## Diagram: Icc Controlled Weight Update
### Overview
The image is a flowchart illustrating the process of Icc (presumably, "Intra-Class Correlation") controlled weight update in a system involving initialization, inference, and weight adjustment based on prediction error. The diagram shows the flow of data and operations from input to the final weight update.
### Components/Axes
The diagram is divided into three main sections:
1. **Initialization:** Located at the top-left.
2. **Inference:** Located in the middle-left.
3. **Icc Controlled Weight Update:** Located at the top-right and extending to the right side of the diagram.
The diagram uses rounded rectangles to represent processes or operations, and arrows to indicate the flow of data.
### Detailed Analysis or ### Content Details
**1. Initialization:**
* Text: "Initialization"
* Process: "RESET G+ and G-"
**2. Inference:**
* Text: "Inference"
* Input: "Input"
* Process: "Readout Inference" containing the formula: `σ[∑ xi(G+ij - G-ij)]`
* Process: "Prediction ŷ"
* Process: "Target y"
* Process: "Loss" with the formula: `y - ŷ`
**3. Icc Controlled Weight Update:**
* Text: "Icc Controlled Weight Update"
* "Prediction Error" branches off from the "Loss" process.
* Process: "READ G+"
* Process: "READ G-"
* Scaling Factor: "η" (located between the Loss and Linear Scaling)

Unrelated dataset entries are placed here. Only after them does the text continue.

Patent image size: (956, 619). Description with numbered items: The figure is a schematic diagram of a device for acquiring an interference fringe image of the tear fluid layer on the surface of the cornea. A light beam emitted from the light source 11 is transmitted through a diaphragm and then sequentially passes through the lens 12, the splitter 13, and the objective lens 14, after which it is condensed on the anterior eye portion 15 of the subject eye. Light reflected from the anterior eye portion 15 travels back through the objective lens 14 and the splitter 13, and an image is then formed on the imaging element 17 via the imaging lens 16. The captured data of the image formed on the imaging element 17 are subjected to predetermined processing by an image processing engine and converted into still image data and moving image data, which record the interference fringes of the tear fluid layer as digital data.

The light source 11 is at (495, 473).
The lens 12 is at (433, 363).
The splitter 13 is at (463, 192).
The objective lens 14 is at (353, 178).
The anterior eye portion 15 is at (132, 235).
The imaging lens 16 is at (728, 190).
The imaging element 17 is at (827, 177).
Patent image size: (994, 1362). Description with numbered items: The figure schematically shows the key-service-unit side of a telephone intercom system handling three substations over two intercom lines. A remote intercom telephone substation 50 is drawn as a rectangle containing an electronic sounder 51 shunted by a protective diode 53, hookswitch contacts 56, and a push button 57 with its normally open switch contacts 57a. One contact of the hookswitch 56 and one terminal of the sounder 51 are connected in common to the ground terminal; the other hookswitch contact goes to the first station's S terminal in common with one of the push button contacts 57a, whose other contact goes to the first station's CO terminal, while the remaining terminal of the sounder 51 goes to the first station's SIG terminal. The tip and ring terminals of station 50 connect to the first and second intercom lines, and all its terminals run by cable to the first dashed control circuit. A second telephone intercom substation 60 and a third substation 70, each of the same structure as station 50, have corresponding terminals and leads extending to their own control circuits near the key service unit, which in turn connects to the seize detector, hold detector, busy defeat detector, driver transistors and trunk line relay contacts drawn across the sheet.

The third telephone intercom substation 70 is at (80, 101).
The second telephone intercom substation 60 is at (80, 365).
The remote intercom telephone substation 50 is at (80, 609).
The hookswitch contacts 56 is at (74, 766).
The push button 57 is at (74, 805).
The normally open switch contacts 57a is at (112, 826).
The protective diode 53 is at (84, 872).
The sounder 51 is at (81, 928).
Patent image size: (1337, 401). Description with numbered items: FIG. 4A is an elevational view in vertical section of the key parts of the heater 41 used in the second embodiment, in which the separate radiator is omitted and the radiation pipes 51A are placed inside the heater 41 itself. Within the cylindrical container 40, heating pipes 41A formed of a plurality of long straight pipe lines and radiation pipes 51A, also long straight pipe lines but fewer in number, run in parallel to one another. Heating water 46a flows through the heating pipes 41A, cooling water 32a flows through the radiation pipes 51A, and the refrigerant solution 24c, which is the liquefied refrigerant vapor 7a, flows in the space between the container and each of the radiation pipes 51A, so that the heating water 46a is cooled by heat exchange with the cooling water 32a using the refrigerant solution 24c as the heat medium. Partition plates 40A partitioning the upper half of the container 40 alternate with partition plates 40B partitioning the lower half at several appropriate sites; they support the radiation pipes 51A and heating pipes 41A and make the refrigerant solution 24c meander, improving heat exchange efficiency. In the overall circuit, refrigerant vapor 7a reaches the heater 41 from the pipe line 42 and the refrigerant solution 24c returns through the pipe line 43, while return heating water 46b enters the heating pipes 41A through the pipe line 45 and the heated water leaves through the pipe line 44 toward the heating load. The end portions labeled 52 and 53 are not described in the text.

* Process: "Linear Scaling"
* Process: "Target G+"
* Process: "Target G-"
* Process: "G to Icc Mapping"
* Process: "Target I+CC"
* Process: "Target I-CC"
* Process: "RESET G+ and G-"
* Process: "WRITE G+ with I+CC"
* Process: "WRITE G- with I-CC"
### Key Observations
* The diagram shows a cyclical process where the output of the inference stage is used to update the weights, which then influence subsequent inferences.
* The "Loss" calculation (y - ŷ) is central to the weight update process, as it determines the "Prediction Error" that drives the adjustments.
* The diagram uses G+ and G- to represent positive and negative components, respectively.
* The Icc mapping is used to control the weight update.
### Interpretation
The diagram illustrates a machine learning or neural network training process. The system takes an input, performs inference to generate a prediction (ŷ), compares it to the target (y) to calculate the loss, and then uses this loss to update the weights (G+ and G-) in a controlled manner using the Icc mapping. The initialization step resets the weights, and the final step writes the updated weights back into the system. The use of G+ and G- suggests a mechanism for handling both positive and negative influences on the weights. The Icc controlled weight update likely aims to improve the model's accuracy and generalization by adjusting the weights based on the prediction error and the Icc mapping.